Introduction#
confingy is an implicit configuration system for Python. It was built as an attempt to break out of configuration hell by bringing your configuration and code together, at last.
confingy is primarily geared towards iterative or experimental works, such as training machine learning (ML) / AI models, via 3 core features:
- Track the constructor arguments for arbitrary Python classes. No need to define configuration objects or YAML files.
- Lazily-instantiate any tracked class. Wait until your model is on the cluster before allocating all that memory.
- Serialize tracked classes to JSON and deserialize back into Python. Reproducibility and lineage are byproduct of tracking.

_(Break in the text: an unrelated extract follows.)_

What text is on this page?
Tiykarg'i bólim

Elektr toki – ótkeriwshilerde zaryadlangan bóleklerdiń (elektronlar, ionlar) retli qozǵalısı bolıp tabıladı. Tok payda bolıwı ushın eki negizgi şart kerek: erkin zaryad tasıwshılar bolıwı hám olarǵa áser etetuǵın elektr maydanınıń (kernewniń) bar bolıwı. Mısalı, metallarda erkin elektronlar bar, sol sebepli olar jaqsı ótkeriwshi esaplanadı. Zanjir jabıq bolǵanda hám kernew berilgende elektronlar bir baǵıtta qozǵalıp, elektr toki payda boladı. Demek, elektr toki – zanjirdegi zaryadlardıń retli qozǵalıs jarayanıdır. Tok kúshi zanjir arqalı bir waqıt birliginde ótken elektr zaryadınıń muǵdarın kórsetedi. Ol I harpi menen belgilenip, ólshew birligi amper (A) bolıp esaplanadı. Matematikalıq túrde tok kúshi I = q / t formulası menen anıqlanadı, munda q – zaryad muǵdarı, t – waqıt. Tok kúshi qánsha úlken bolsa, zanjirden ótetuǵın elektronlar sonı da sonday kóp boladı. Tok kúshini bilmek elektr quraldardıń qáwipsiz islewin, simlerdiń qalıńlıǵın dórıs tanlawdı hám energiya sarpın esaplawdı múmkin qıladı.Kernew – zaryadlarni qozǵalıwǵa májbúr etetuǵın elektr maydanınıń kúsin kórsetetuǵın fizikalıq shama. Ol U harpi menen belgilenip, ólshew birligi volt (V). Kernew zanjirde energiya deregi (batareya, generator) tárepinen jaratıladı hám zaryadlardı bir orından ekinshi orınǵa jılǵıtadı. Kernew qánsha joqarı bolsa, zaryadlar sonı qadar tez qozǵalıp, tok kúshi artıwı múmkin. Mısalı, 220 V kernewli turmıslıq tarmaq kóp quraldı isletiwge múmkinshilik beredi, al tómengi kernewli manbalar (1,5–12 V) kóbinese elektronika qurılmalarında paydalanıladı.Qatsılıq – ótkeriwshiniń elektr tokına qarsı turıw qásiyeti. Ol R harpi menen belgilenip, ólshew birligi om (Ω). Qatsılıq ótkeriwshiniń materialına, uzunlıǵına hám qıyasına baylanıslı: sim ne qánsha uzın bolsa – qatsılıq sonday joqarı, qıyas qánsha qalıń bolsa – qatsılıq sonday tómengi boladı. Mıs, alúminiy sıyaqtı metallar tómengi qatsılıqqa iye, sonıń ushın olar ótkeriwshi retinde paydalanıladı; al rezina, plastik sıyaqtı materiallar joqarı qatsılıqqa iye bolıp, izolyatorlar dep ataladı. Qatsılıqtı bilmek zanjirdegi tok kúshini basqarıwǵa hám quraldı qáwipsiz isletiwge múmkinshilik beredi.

The above features also apply to standard python objects like dictionaries and dataclasses, as well as dependency-injected tracked classes, so you can package up an entire deep learning job into a single class rather than in a mess of YAML files that tell your job runner what to do.
Installation#
Install from PyPI with either pip or uv
uv add confingy
# OR
pip install confingy
If you're using mypy, then add the mypy plugin confingy.mypy_plugin to whichever type of config file you're using:
pyproject.toml
[tool.mypy]
plugins = ["confingy.mypy_plugin"]
mypy.ini
[mypy]
plugins = confingy.mypy_plugin
Quick Start#
Tracking#
The arguments to any class' constructor may be tracked with confingy.track, as long as the arguments themselves are trackable (tracked classes and most stdlib python objects are supported). The arguments will be stored in a private _tracked_info attribute.
import random
from confingy import track
@track
class MyDataset:
def __init__(self, size: int):
self.size = size
self.data = [random.random() for _ in range(size)]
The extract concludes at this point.